The junior Senator from Virginia is George Allen (Republican). He is up for re-election in 2006 and some fancy him as a possible presidential candidate in 2008. He ranks #60 on nimh's "approval list." He is a strong supporter of everything that Mr Bush believes in and, therefore, his future is closely linked to the fortunes of the President.
The senior Senator is John Warner (Republican) and one of the most powerful members. He is a former Secretary of the Navy (a big industry in Virginia). He is well regarded by folks in both parties as being a very decent man who has brought home the bacon while also being very thoughtful about national and international issues, He is not up for re-election this time but he is in his seventies.
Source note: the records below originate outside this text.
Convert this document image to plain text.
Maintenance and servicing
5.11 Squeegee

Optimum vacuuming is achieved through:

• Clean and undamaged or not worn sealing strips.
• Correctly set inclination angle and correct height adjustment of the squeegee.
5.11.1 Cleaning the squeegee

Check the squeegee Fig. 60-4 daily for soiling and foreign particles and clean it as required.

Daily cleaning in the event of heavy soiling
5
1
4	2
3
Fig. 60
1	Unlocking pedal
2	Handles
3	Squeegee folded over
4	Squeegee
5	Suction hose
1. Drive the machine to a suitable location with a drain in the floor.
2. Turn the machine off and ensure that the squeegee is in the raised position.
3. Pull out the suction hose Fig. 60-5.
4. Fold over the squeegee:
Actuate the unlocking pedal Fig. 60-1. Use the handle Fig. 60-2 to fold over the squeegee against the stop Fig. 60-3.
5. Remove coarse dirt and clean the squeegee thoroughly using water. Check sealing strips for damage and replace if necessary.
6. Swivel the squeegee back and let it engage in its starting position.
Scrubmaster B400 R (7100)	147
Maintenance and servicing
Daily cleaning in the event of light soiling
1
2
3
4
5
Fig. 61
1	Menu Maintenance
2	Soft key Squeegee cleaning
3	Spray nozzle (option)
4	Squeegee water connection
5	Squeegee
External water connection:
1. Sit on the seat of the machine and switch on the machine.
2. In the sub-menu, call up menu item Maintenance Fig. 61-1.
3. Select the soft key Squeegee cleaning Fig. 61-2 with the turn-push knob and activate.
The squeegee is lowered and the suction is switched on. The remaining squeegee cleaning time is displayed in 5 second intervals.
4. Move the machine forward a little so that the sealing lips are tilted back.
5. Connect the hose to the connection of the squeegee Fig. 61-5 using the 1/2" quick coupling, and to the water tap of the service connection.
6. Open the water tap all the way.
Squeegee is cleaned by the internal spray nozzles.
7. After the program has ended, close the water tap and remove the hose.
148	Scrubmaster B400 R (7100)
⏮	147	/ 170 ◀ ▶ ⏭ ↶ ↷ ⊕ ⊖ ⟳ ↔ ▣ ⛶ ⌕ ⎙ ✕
No one will challenge his seat as long as he wants it.
Virginia has, in the last 20 years or so, tilted towards the Republicans in national races. The military and the rural folks were comfortable with the message they heard from the Republicans and were turned off by the rhetoric from the Democrats.
But the odd thing about Virginia has been the success of the Democrats in local and state elections. They are holding their own. Virginia is one of (I believe) only two states where the Governor can serve only one, two-year term. No chance for re-election. So we tend to flip from a Dem and then to a Repub and then back. The real power lies with the legislature.
So we had the first black Governor in the south (Doug Wilder, who went on to become mayor of Richmond) and our current Gov is Mark Warner (Dem), no relation to our senior senator. He has been a loyal foot-soldier in trying to revive the national Dem party and he, too, has his eye on running for President in 2008. His term ends in January.
The demographics of Virginia are changing rapidly, and so also the political composition. Northern Virginia (the suburbs of DC) are filling up with yuppies. Richmond, with a large black population, is on an economic rebound. My own voting district, Agnor-Hurt, used to be over-whelmingly Republican, and johnboy would watch the results come in: 209-10 in one. But in 2004 we went for Kerry. That is how dramatic and dynamic Virginia is.
Anyway, nimh, I suggest that this race in Virginia be one of those you watch. Some folks are suggesting that Mark Warner go up against Mr Allen for the Senate seat and forget about 2008.